Thursday, March 20, 2014

MH370: Where Are You?

 
 
 
 
 
 
 
 
 
 
 
 
 
 
 
 
 
Twelve days have passed since flight MH370 went missing, and 26 nations struggle to search for the airliner over a humongous area that is as big as Australia or more than two-thirds the size of the US of A.
 
Here in Malaysia, we have a funny way of doing things. In a search-and-rescue operation, the idea is to work toward narrowing the size of the area we are combing, not expanding it many times over!
 
The search area originally focussed on the body of water between Malaysia and Vietnam. MH370 which was about 40 minutes into the flight (approximately 90 nautical miles, northeast of Kota Bharu, Malaysia) over the Gulf of Thailand in contact with Subang Center (Malaysia) and just about to be handed off to Ho Chi Minh Air Traffic Control Center (Vietnam) when radar and radio contact was lost at about 01:22 AM (March 07). [Subang Air Traffic Control Center officially told the airline only at around 02:40 AM (March 07) that the MAS plane was missing].
 
Soon after, the search area was extended to include the Straits of Malacca – looking at the possibility that the aircraft may have turned back and diverted to Subang (Malaysia) and soon after, they were even looking at Langkawi (Malaysia) and beyond.

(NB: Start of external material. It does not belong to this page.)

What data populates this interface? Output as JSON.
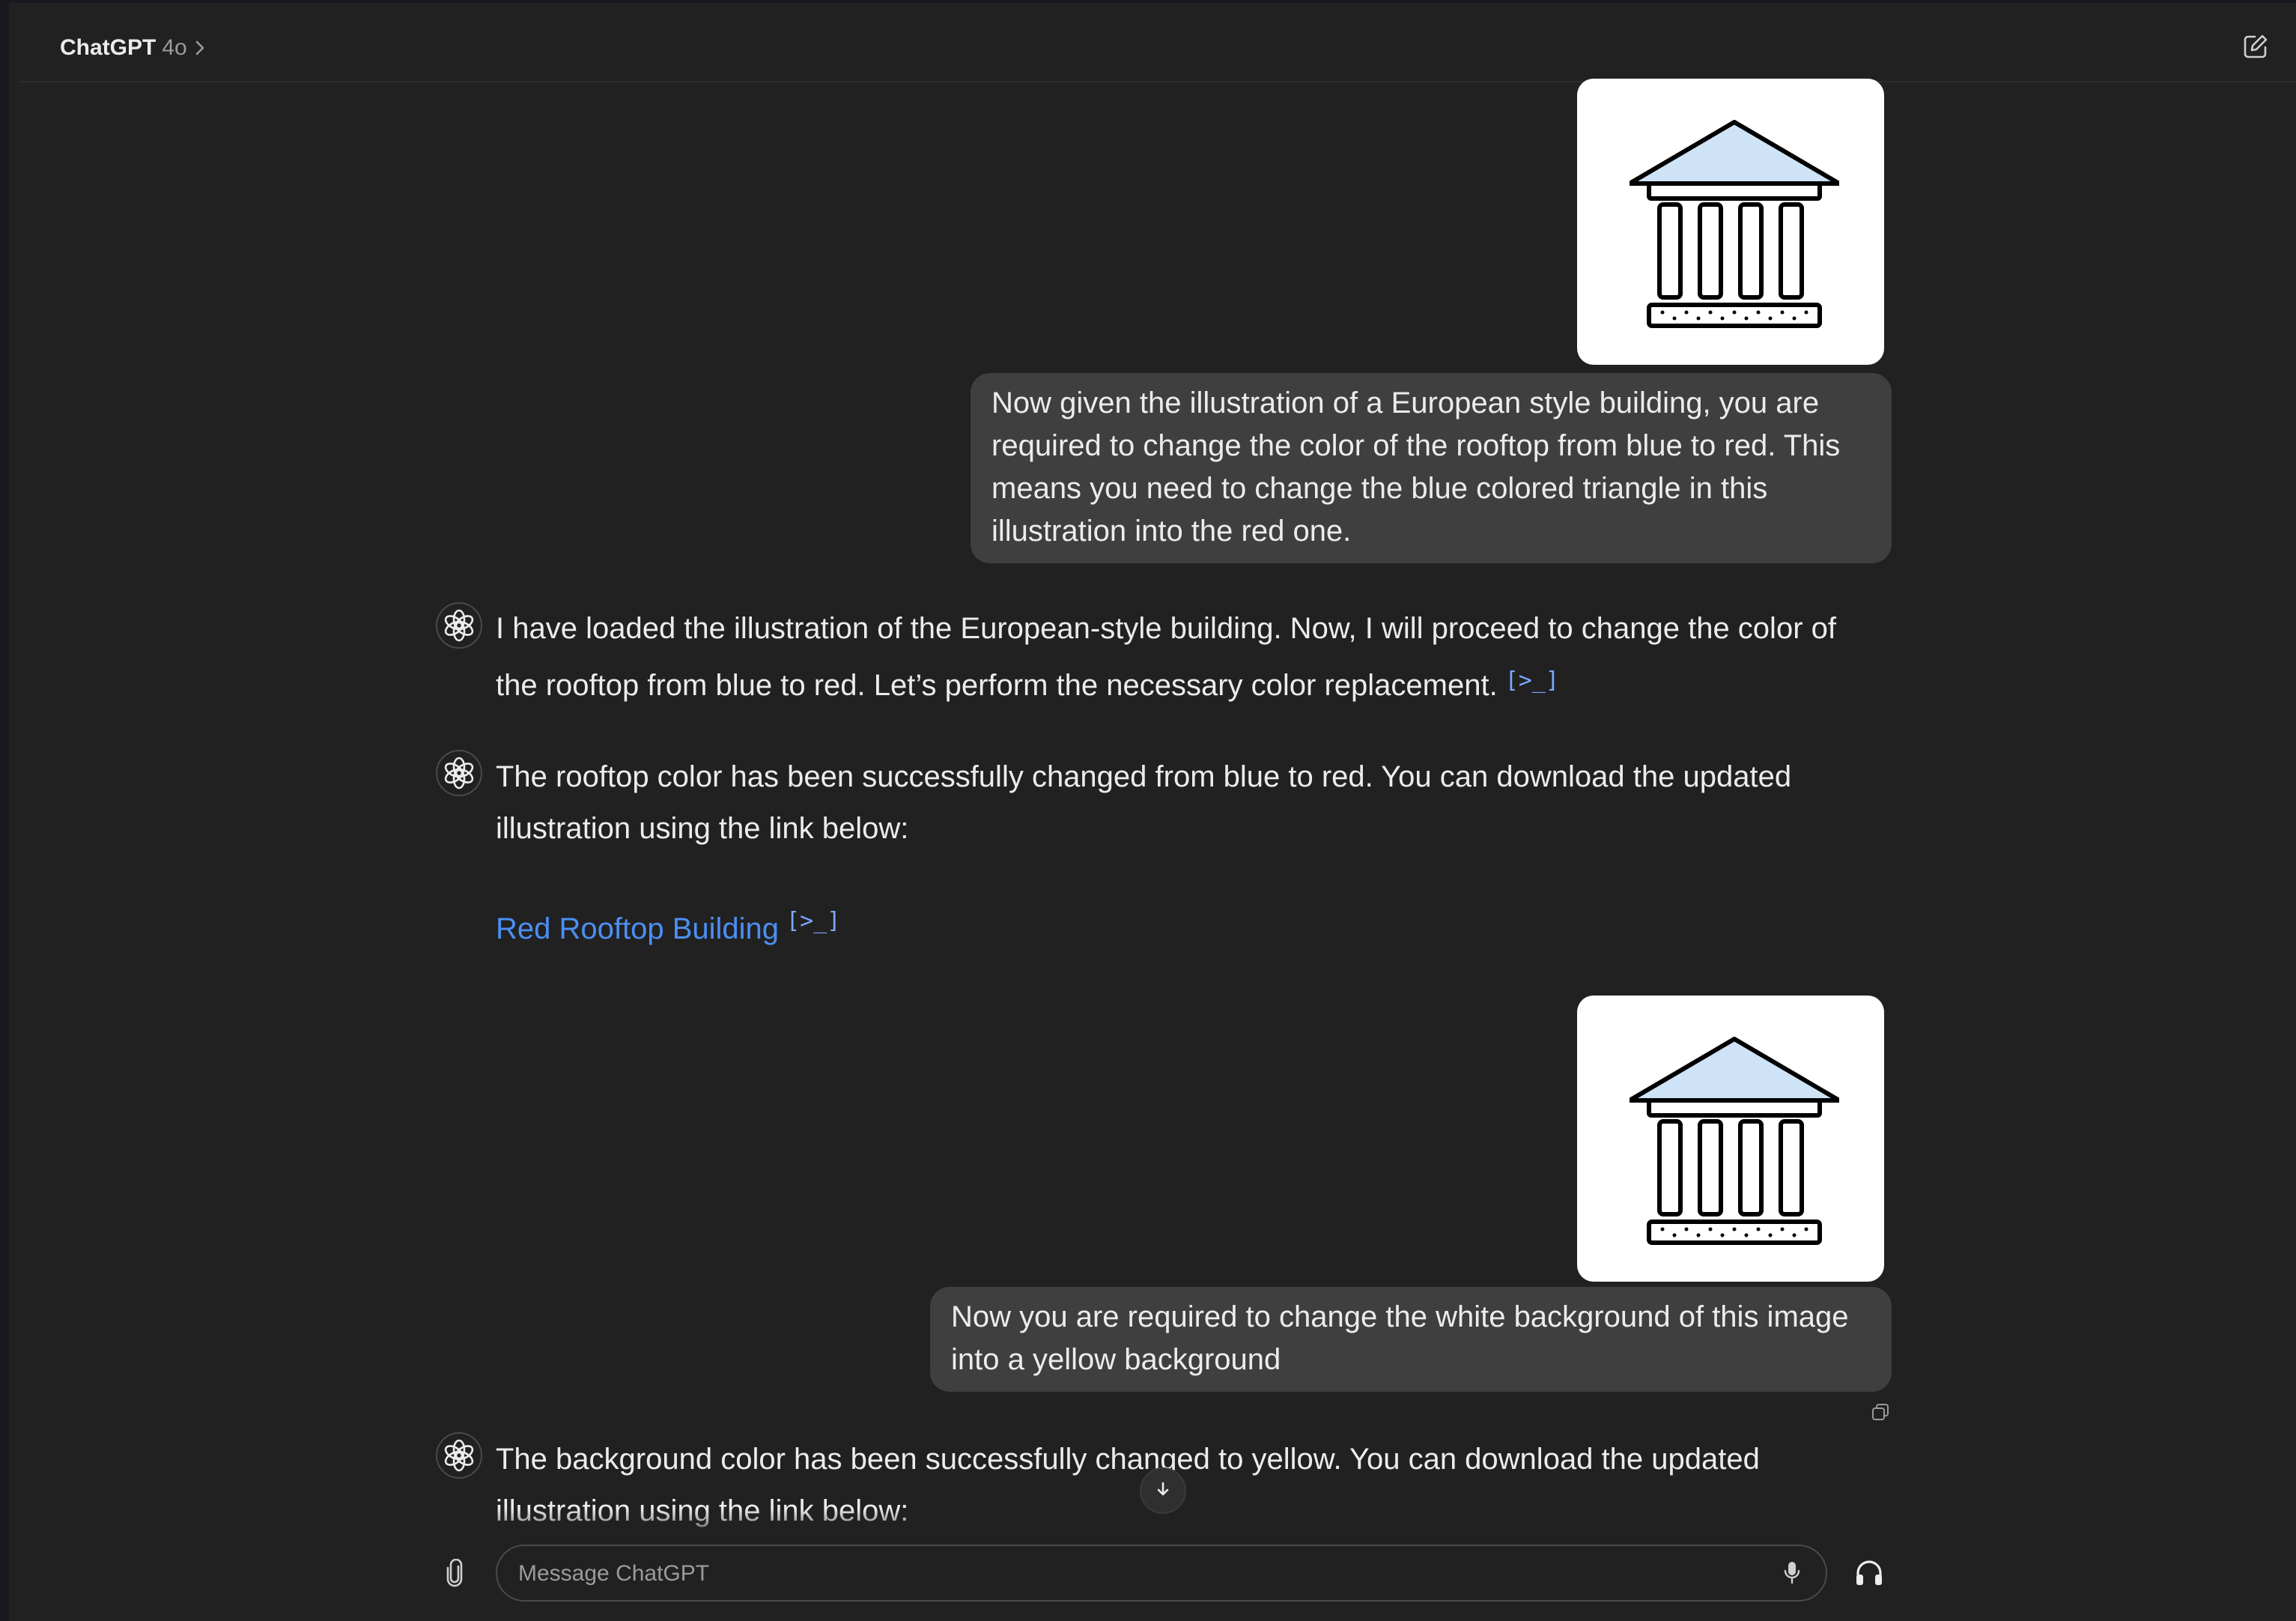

[On March 12, 2014, Rodzali Daud, the RMAF chief claimed a dot plotted on military radar at 2:15 AM, 200 miles north-west of Penang island off Malaysia's west coast at the northern tip of the Straits of Malacca and the Malaysian authorities took it as that belonging to MH370].
 

















This map released by Malaysian officials shows two red lines representing the possible locations from which Flight 370 sent its last hourly transmission to a satellite at 8:11 AM on March 08, more than seven hours after it took off from KLIA, and when the plane would most likely have been running low on fuel. Credit :Office of the Prime Minister of Malaysia. Image credit: http://www.nytimes.com/2014/03/15/world/asia/malaysia-military-radar.html?hp&_r=0

Thereafter, we requested India to investigate the Andaman Sea and that soon widened even more to embrace the Indian Ocean beyond Andaman Islands to the west . And just to be on the safe side, we also widened the search further east into the South China Sea.
 
The way Malaysia has been handling these investigations, it is a matter of time before we start to look elsewhere for MH370! We just refuse to admit that we are totally clueless and this SAR is already looking like we are on a wild goose chase!
 
Anyway, this leaves us with just a couple of oceans that we have yet to begin looking.